Appearing on Ted Koppel’s Nightline Town Meeting on January 27, Congressman Meehan said, “Our policy in Iraq is failing.” But on Sunday, January 30, 2005 the Iraqi people proved him wrong. The people of Iraq spoke, for the first time in fifty years, in a voice that was loud and clear - they chose democracy. This would never have occurred without America’s strong political and economic support for the emergence of a democratic process in Iraq, and it would not have happened without the presence of a strong American military machine on the ground. It could never have been the outcome of a “failing policy”.
Meehan said, "Iraqis have grown tired of an occupation that has provided them neither security nor meaningful sovereignty." But what could be more meaningful than free elections and an exuberant population establishing their own sovereignty through the power of free elections?

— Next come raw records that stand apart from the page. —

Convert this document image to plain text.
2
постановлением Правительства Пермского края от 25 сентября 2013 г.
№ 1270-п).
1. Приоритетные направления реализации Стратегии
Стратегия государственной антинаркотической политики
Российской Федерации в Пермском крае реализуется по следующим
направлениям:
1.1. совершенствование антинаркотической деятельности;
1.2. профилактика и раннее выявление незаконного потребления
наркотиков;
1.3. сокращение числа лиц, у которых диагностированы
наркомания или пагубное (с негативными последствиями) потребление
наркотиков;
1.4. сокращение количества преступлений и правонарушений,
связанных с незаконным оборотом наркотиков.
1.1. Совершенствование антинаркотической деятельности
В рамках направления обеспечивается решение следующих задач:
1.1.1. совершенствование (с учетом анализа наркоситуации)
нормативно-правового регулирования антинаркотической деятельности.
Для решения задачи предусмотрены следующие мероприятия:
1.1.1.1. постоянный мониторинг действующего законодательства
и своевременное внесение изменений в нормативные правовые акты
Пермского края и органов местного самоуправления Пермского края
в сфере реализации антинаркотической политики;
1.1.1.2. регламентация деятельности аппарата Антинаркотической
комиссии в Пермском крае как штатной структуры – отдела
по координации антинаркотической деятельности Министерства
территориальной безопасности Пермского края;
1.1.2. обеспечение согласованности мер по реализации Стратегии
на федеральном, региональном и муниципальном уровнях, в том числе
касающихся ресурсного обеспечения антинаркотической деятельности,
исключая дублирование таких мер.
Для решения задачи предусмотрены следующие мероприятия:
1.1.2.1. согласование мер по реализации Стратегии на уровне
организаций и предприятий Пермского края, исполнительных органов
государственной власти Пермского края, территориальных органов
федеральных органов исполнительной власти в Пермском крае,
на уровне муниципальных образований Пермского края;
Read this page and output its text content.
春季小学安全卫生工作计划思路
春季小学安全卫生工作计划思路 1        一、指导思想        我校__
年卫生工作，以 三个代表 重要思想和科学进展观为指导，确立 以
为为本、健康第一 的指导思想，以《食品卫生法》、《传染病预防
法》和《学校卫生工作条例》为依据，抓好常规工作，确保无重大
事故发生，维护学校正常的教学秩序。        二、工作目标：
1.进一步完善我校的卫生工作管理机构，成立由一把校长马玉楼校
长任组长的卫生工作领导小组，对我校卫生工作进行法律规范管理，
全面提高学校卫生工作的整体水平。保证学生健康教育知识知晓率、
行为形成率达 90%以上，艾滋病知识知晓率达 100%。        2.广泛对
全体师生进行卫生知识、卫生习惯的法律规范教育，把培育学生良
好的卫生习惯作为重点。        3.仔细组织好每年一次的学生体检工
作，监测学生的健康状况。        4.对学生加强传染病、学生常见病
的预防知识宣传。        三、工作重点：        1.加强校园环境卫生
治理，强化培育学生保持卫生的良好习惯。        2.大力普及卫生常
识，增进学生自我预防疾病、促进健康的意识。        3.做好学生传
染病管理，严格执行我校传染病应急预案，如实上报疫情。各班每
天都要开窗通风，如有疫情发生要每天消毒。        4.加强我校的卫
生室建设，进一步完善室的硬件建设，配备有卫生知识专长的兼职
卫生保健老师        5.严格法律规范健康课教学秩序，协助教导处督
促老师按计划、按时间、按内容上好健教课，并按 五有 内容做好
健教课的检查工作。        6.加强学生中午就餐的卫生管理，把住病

Indiscriminately bombing local civilians is not the action of a “native insurgency”. And coming out to vote by the millions at great personal risk is not the action of people who feel they are occupied.
Iraq has a long way to go to achieve the independence and freedom from fear for which they yearn. The acts of terror will not stop just because the elections have taken place, and a publicly programmed withdrawal of American troops from Iraq will do far more harm than good. It will take continued show of moral courage to face down this enemy and the Iraqis will need the continued help and support of those who have already put their own lives at risk so that Iraq can become truly free.
Ilana Freedman is a specialist in counter-terrorism and Managing Partner of Gerard Group International LLC in Tyngsborough.